Between 1983 and 1987, while he was minister of national security, Mnangagwa was one of the ZANU-PF leaders responsible for what is now known as the Gukurahundi massacre. The massacre, which was largely undertaken to suppress opposition and dissidents both within the party, but mainly outside it, against Joshua Nkomo's Zimbabwe African People’s Union (ZAPU), was undertaken to secure an unchallenged victory in the 1985 election—five years after Zimbabwean independence—for Robert Mugabe’s ZANU-PF.

As Stuart Doran, an independent historian, commenting on recently discovered documents that point to the direct complicity of Mugabe and the leaders of ZANU-PF in the massacre, notes, “[t]he documents point to internal killings neither provoked nor sustained by outsiders, suggesting that the atrocities were driven from the top by Zanu-PF in pursuit of specific political objectives.

“Viewed across a period of several years, the documents appear to provide evidence that the massacres were but one component of a sustained and strategic effort to remove all political opposition within five years of independence. Zanu-PF leaders were determined to secure a ‘victory’ against a non-existent opposition in elections scheduled for 1985, after which there would be a ‘mandate’ from the people to impose a one-party state.”

The Gukurahundi, sustained over a period of five years, resulted in the deaths of nearly 20,000 people by conservative estimates.

In a recent statement on the protests that have shaken the country over the past few days Owen Ncube, the minister of state for national security, claimed that “[t]he prevailing security situation in the country is a culmination of a well-orchestrated series of events by the MDC Alliance, working in cahoots with NGOs, civic society, youth organisations, pressure groups and individuals.”

The interests of the working class are directly hostile to the MDC, itself a bourgeois party.

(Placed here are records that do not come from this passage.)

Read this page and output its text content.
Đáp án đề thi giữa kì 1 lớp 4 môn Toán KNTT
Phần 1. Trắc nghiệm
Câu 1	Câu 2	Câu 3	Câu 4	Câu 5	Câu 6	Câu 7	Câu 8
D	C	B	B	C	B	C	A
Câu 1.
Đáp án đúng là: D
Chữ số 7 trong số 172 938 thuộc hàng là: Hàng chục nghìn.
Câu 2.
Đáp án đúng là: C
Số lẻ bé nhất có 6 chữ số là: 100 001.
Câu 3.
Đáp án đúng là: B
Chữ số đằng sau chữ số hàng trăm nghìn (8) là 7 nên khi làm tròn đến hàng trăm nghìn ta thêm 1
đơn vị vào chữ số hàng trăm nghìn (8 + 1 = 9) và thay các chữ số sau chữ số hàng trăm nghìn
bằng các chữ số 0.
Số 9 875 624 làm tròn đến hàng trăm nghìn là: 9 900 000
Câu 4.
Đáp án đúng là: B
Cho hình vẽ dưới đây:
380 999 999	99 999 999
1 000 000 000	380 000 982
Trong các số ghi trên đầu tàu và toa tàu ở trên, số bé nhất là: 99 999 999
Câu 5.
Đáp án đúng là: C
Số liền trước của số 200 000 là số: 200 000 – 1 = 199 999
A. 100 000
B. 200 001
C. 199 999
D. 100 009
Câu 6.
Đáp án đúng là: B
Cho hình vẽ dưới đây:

However, the grave implications of the statement by Ncube, point in clear view—considering the history above—of the mindset, and, one might cautiously add, intentions of the leadership of the ZANU-PF. They intend once again to violently and forcibly suppress opposition and cover this over either as being a “conspiracy of the west” or a justified response in opposition to one.

The willingness to use extreme violence and force by the ZANU-PF leadership to consolidate its rule and retain power has been borne out in history. One mustn’t take the historical nature of these events and see them as things only capable in a backwater and backward past. The same motivations for wanton state violence still exist today as they did during the Gukurahundi massacre. The danger is real and imminent.

The Zimbabwean working class must make haste, therefore. Ominous dark days may be just over the horizon.